My father and I periodically exchange chatty phone calls. On Tuesday evening, I told him, "I've started watching Doctor Who."
He laughed. "Oh, really? I thought that would be too campy for you."
I should take this moment to note that my dad and I are both sci-fi/fantasy fans. I stole his Anne McCaffery and Robert Heinlein. We sat on the same couch every week to see the new FarScape episodes as they came out while I was a teen.
"But it's got this great narrative storyline." I said. Each season is downright brilliant in its structure and foreshadowing which draws to an inevitable yet surprising conclusion -- exactly what good fiction should do. "And I'm willing to forgive the campy aliens and cyborgs since I understand that they're based off a storyline born out of 1960s special effects creations." A lesson Star Wars could use (or one the Who-reboot producers derived from the utter patheticness of Star Wars I-III).

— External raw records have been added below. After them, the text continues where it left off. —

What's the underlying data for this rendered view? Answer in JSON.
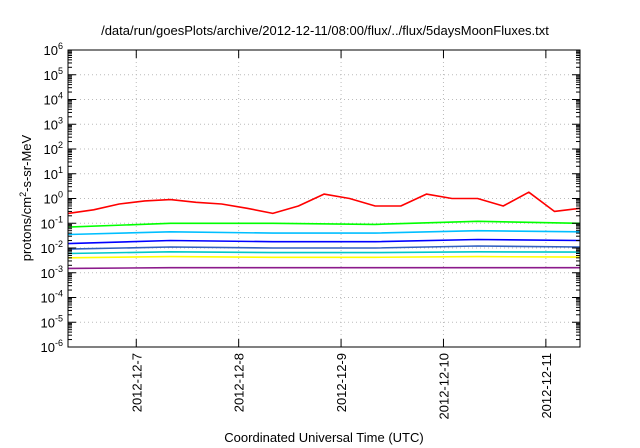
{
  "chart_data": {
    "type": "line",
    "title": "/data/run/goesPlots/archive/2012-12-11/08:00/flux/../flux/5daysMoonFluxes.txt",
    "xlabel": "Coordinated Universal Time (UTC)",
    "ylabel_base": "protons/cm",
    "ylabel_sup": "2",
    "ylabel_rest": "-s-sr-MeV",
    "y_scale": "log",
    "ylim": [
      1e-06,
      1000000.0
    ],
    "y_ticks": [
      {
        "value": 1e-06,
        "base": "10",
        "exp": "-6"
      },
      {
        "value": 1e-05,
        "base": "10",
        "exp": "-5"
      },
      {
        "value": 0.0001,
        "base": "10",
        "exp": "-4"
      },
      {
        "value": 0.001,
        "base": "10",
        "exp": "-3"
      },
      {
        "value": 0.01,
        "base": "10",
        "exp": "-2"
      },
      {
        "value": 0.1,
        "base": "10",
        "exp": "-1"
      },
      {
        "value": 1,
        "base": "10",
        "exp": "0"
      },
      {
        "value": 10,
        "base": "10",
        "exp": "1"
      },
      {
        "value": 100,
        "base": "10",
        "exp": "2"
      },
      {
        "value": 1000,
        "base": "10",
        "exp": "3"
      },
      {
        "value": 10000,
        "base": "10",
        "exp": "4"
      },
      {
        "value": 100000,
        "base": "10",
        "exp": "5"
      },
      {
        "value": 1000000,
        "base": "10",
        "exp": "6"
      }
    ],
    "xlim": [
      "2012-12-06 08:00",
      "2012-12-11 08:00"
    ],
    "x_ticks": [
      "2012-12-7",
      "2012-12-8",
      "2012-12-9",
      "2012-12-10",
      "2012-12-11"
    ],
    "grid": true,
    "legend": "none",
    "series": [
      {
        "color": "#ff0000",
        "x": [
          "2012-12-06 08:00",
          "2012-12-06 14:00",
          "2012-12-06 20:00",
          "2012-12-07 02:00",
          "2012-12-07 08:00",
          "2012-12-07 14:00",
          "2012-12-07 20:00",
          "2012-12-08 02:00",
          "2012-12-08 08:00",
          "2012-12-08 14:00",
          "2012-12-08 20:00",
          "2012-12-09 02:00",
          "2012-12-09 08:00",
          "2012-12-09 14:00",
          "2012-12-09 20:00",
          "2012-12-10 02:00",
          "2012-12-10 08:00",
          "2012-12-10 14:00",
          "2012-12-10 20:00",
          "2012-12-11 02:00",
          "2012-12-11 08:00"
        ],
        "values": [
          0.25,
          0.35,
          0.6,
          0.8,
          0.9,
          0.7,
          0.6,
          0.4,
          0.25,
          0.5,
          1.5,
          1.0,
          0.5,
          0.5,
          1.5,
          1.0,
          1.0,
          0.5,
          1.8,
          0.3,
          0.4
        ]
      },
      {
        "color": "#00ff00",
        "x": [
          "2012-12-06 08:00",
          "2012-12-07 08:00",
          "2012-12-08 08:00",
          "2012-12-09 08:00",
          "2012-12-10 08:00",
          "2012-12-11 08:00"
        ],
        "values": [
          0.07,
          0.1,
          0.1,
          0.09,
          0.12,
          0.1
        ]
      },
      {
        "color": "#00bfff",
        "x": [
          "2012-12-06 08:00",
          "2012-12-07 08:00",
          "2012-12-08 08:00",
          "2012-12-09 08:00",
          "2012-12-10 08:00",
          "2012-12-11 08:00"
        ],
        "values": [
          0.035,
          0.045,
          0.04,
          0.04,
          0.05,
          0.045
        ]
      },
      {
        "color": "#0000ff",
        "x": [
          "2012-12-06 08:00",
          "2012-12-07 08:00",
          "2012-12-08 08:00",
          "2012-12-09 08:00",
          "2012-12-10 08:00",
          "2012-12-11 08:00"
        ],
        "values": [
          0.015,
          0.02,
          0.018,
          0.018,
          0.022,
          0.02
        ]
      },
      {
        "color": "#3060c0",
        "x": [
          "2012-12-06 08:00",
          "2012-12-07 08:00",
          "2012-12-08 08:00",
          "2012-12-09 08:00",
          "2012-12-10 08:00",
          "2012-12-11 08:00"
        ],
        "values": [
          0.009,
          0.011,
          0.01,
          0.01,
          0.012,
          0.011
        ]
      },
      {
        "color": "#00c8c8",
        "x": [
          "2012-12-06 08:00",
          "2012-12-07 08:00",
          "2012-12-08 08:00",
          "2012-12-09 08:00",
          "2012-12-10 08:00",
          "2012-12-11 08:00"
        ],
        "values": [
          0.006,
          0.007,
          0.0065,
          0.0065,
          0.007,
          0.0068
        ]
      },
      {
        "color": "#ffff00",
        "x": [
          "2012-12-06 08:00",
          "2012-12-07 08:00",
          "2012-12-08 08:00",
          "2012-12-09 08:00",
          "2012-12-10 08:00",
          "2012-12-11 08:00"
        ],
        "values": [
          0.004,
          0.0045,
          0.0042,
          0.0042,
          0.0045,
          0.0043
        ]
      },
      {
        "color": "#8b1a8b",
        "x": [
          "2012-12-06 08:00",
          "2012-12-07 08:00",
          "2012-12-08 08:00",
          "2012-12-09 08:00",
          "2012-12-10 08:00",
          "2012-12-11 08:00"
        ],
        "values": [
          0.0015,
          0.0016,
          0.0016,
          0.0016,
          0.0016,
          0.0016
        ]
      }
    ]
  }
}
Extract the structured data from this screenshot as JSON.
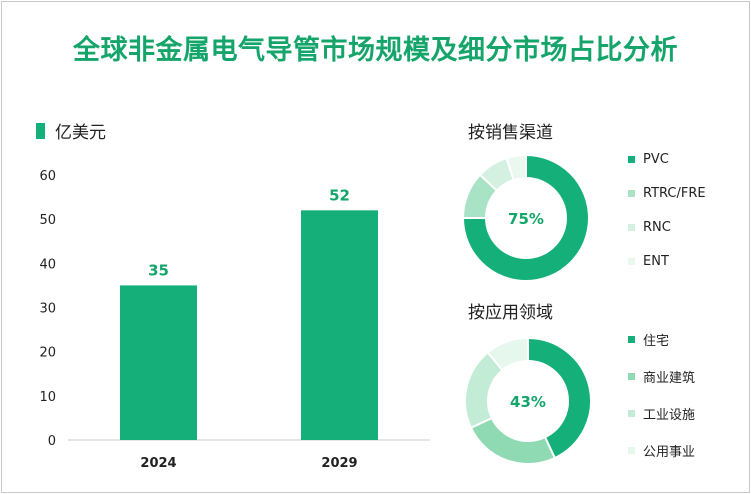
{
  "title": "全球非金属电气导管市场规模及细分市场占比分析",
  "chart_data": [
    {
      "type": "bar",
      "unit": "亿美元",
      "categories": [
        "2024",
        "2029"
      ],
      "values": [
        35,
        52
      ],
      "ylim": [
        0,
        60
      ],
      "yticks": [
        0,
        10,
        20,
        30,
        40,
        50,
        60
      ],
      "color": "#15b07a"
    },
    {
      "type": "pie",
      "title": "按销售渠道",
      "center_label": "75%",
      "labels": [
        "PVC",
        "RTRC/FRE",
        "RNC",
        "ENT"
      ],
      "values": [
        75,
        12,
        8,
        5
      ],
      "colors": [
        "#15b07a",
        "#a9e3c5",
        "#d3f0e1",
        "#eaf8f0"
      ]
    },
    {
      "type": "pie",
      "title": "按应用领域",
      "center_label": "43%",
      "labels": [
        "住宅",
        "商业建筑",
        "工业设施",
        "公用事业"
      ],
      "values": [
        43,
        25,
        21,
        11
      ],
      "colors": [
        "#15b07a",
        "#8fd9b3",
        "#c3ecd6",
        "#e6f7ee"
      ]
    }
  ]
}
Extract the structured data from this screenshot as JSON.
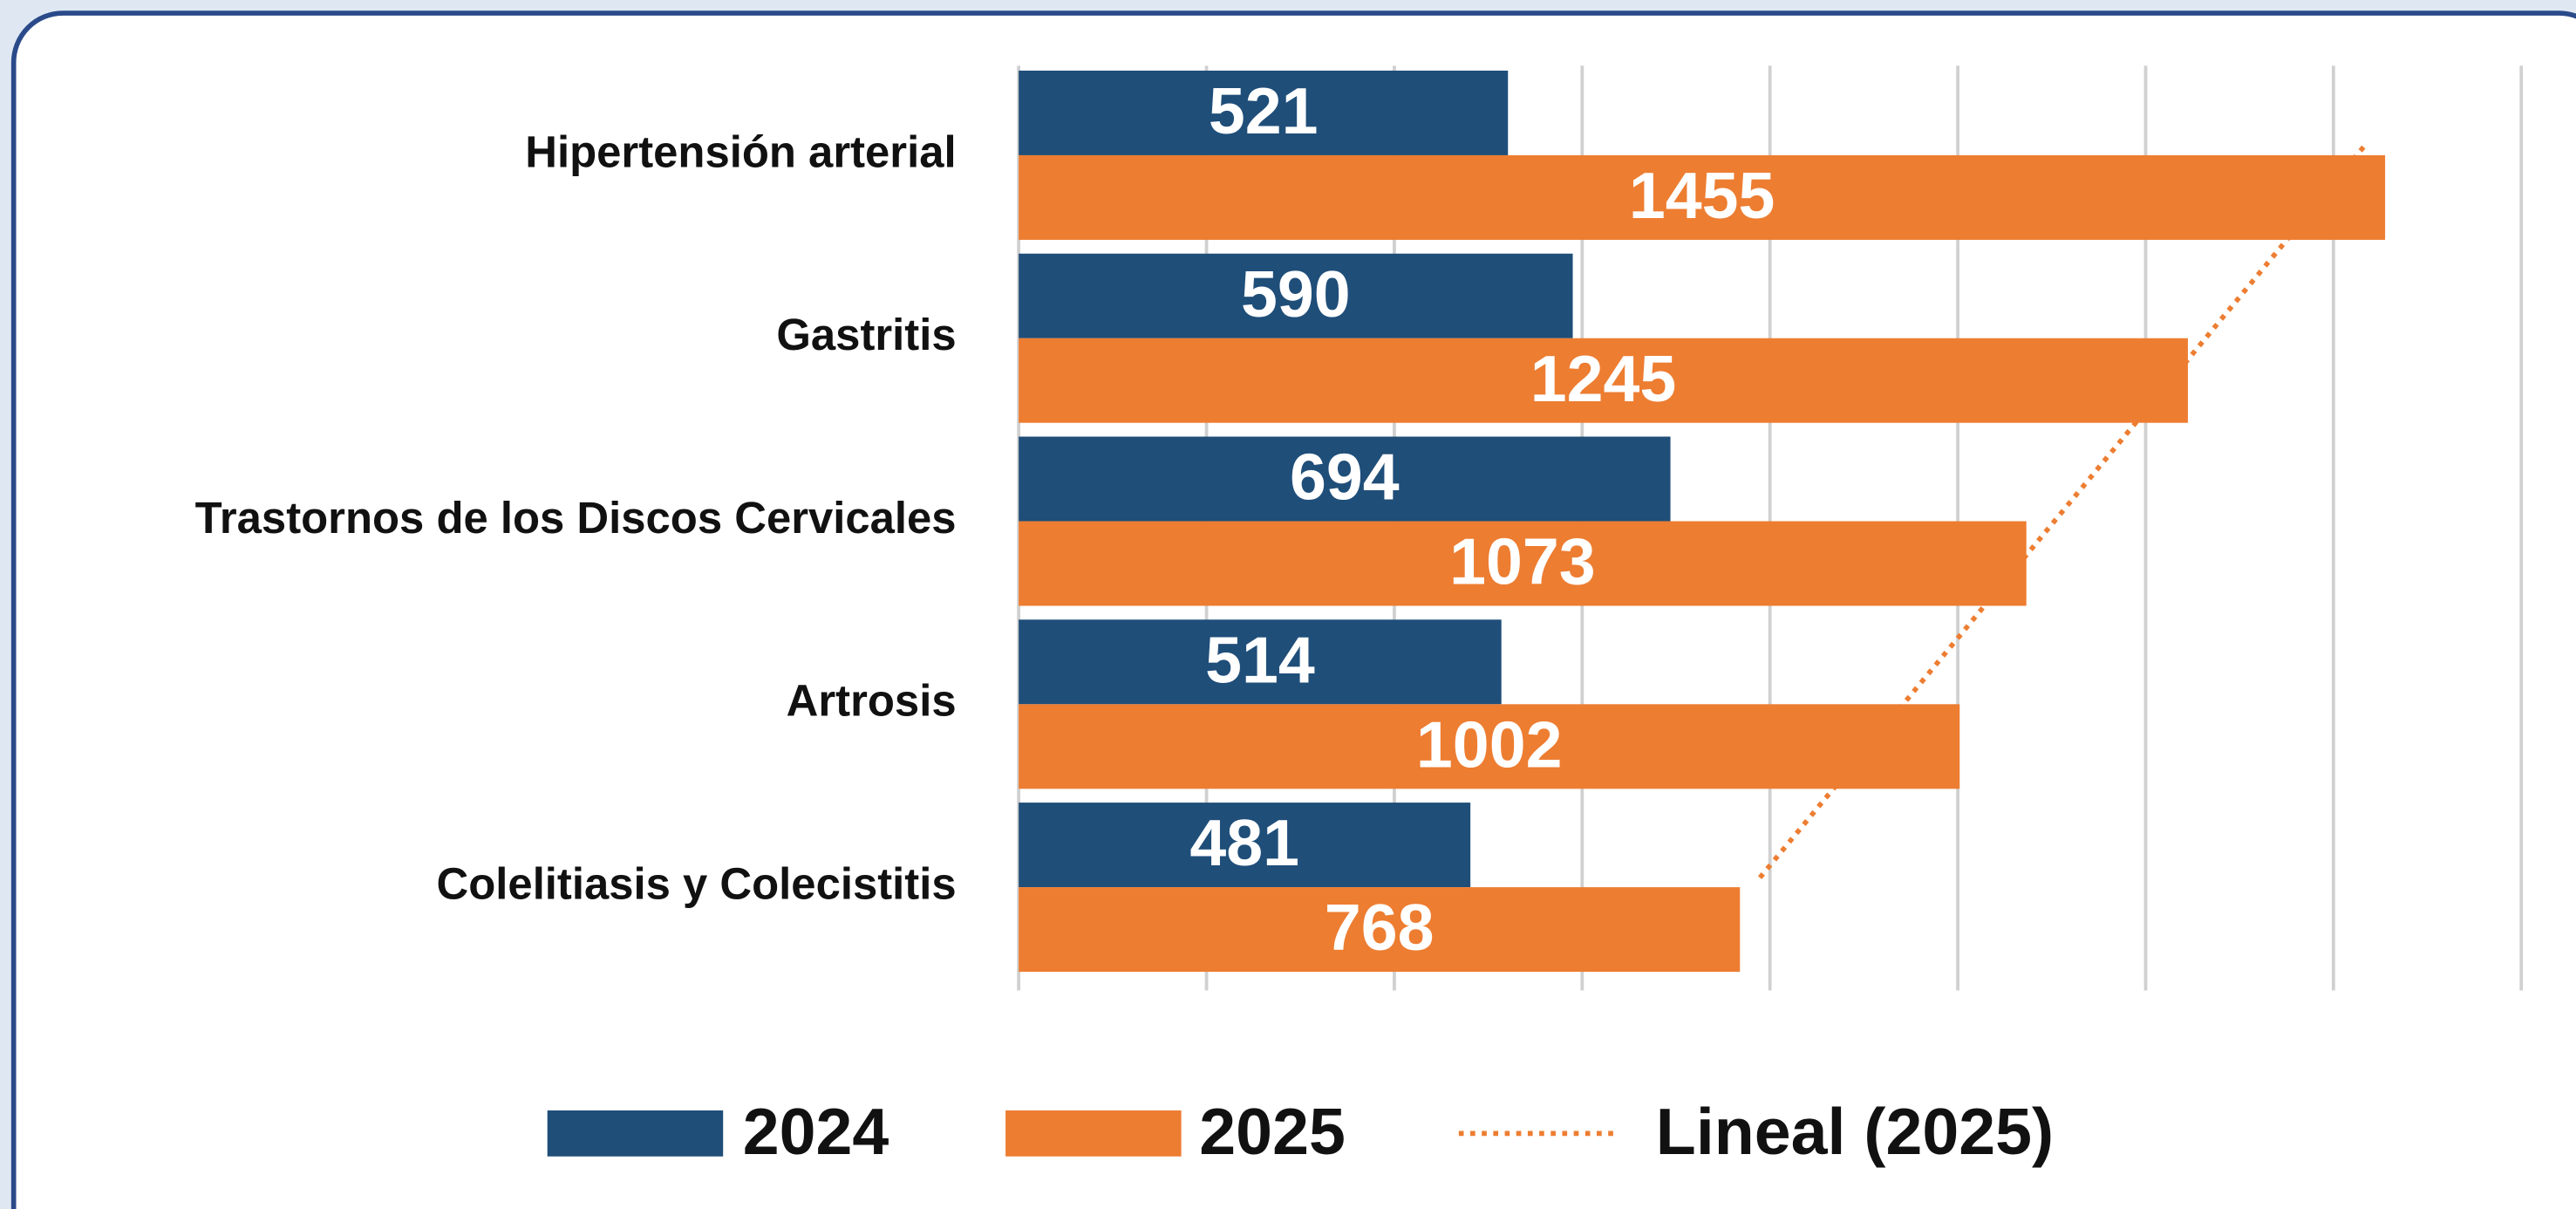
{
  "chart_data": {
    "type": "hbar",
    "categories": [
      "Hipertensión arterial",
      "Gastritis",
      "Trastornos de los Discos Cervicales",
      "Artrosis",
      "Colelitiasis y Colecistitis"
    ],
    "series": [
      {
        "name": "2024",
        "color": "#1f4e79",
        "values": [
          521,
          590,
          694,
          514,
          481
        ]
      },
      {
        "name": "2025",
        "color": "#ed7d31",
        "values": [
          1455,
          1245,
          1073,
          1002,
          768
        ]
      }
    ],
    "trendline": {
      "name": "Lineal (2025)",
      "series": 1,
      "color": "#ed7d31"
    },
    "xlim": [
      0,
      1600
    ],
    "xticks": [
      0,
      200,
      400,
      600,
      800,
      1000,
      1200,
      1400,
      1600
    ],
    "grid": true,
    "legend": "bottom"
  }
}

Yet, it's both more and less than that.
Doctor Who is humor and levity. There's that fight to overcome odds. There's the notion that the most ordinary and idiotic and absurd among us, those with menial jobs, and too much eyeshadow, and not enough self-worth can save the universe. A brilliant message that ordinary humans are fabulous creatures. Brilliant.
Several years ago, I unknowingly caught the latter half of one of the Christmas specials on TV. With no Whovian knowledge -- no campy effect background info or larger-message notions -- I could hardly stand watching Voyage of the Damned. And to be honest, it's not the best of the Who-verse. Not by a long shot. Although, as absurd as a giant spaceliner named Titanic was, I flipped back to the channel as many times as I flipped away. Even then I wanted to know what would happened. But arriving at it now, via a greater understanding of the mythos, I gladly watched the whole thing end to end. Not just because I know the tales of the mythos and therefore the set up and plot forms a better sort of sense in my mind, but because I have finally learned to embrace the inherent message in Doctor Who:
It's not just about ordinary people saving the world, although that is a great big giant wondrous part of it. It's about not taking yourself too seriously and yet fighting for everything that is right and important and worthwhile. That flourish and verbosity are not bad things. That shoot first and ask questions later is a bad policy. That even the malicious deserve a chance to change. That allowing someone to change their mind is a kindness, not a weakness. That we are nothing but the sum of our choices, a sum that is always changeable.
But I think I got carried away.
I just meant to say that I've previously had an issue with taking myself too seriously for my own good. It's hard to laugh at yourself if you wrapped up in (the possibility of) achieving accomplishment, accolades, recognition and advancement. Too focused on facts and figures and praise.
The new Doctor Who may have started airing seven years ago, but I wasn't ready for the message back then. But now I'm finally ready for the Doctor's visit.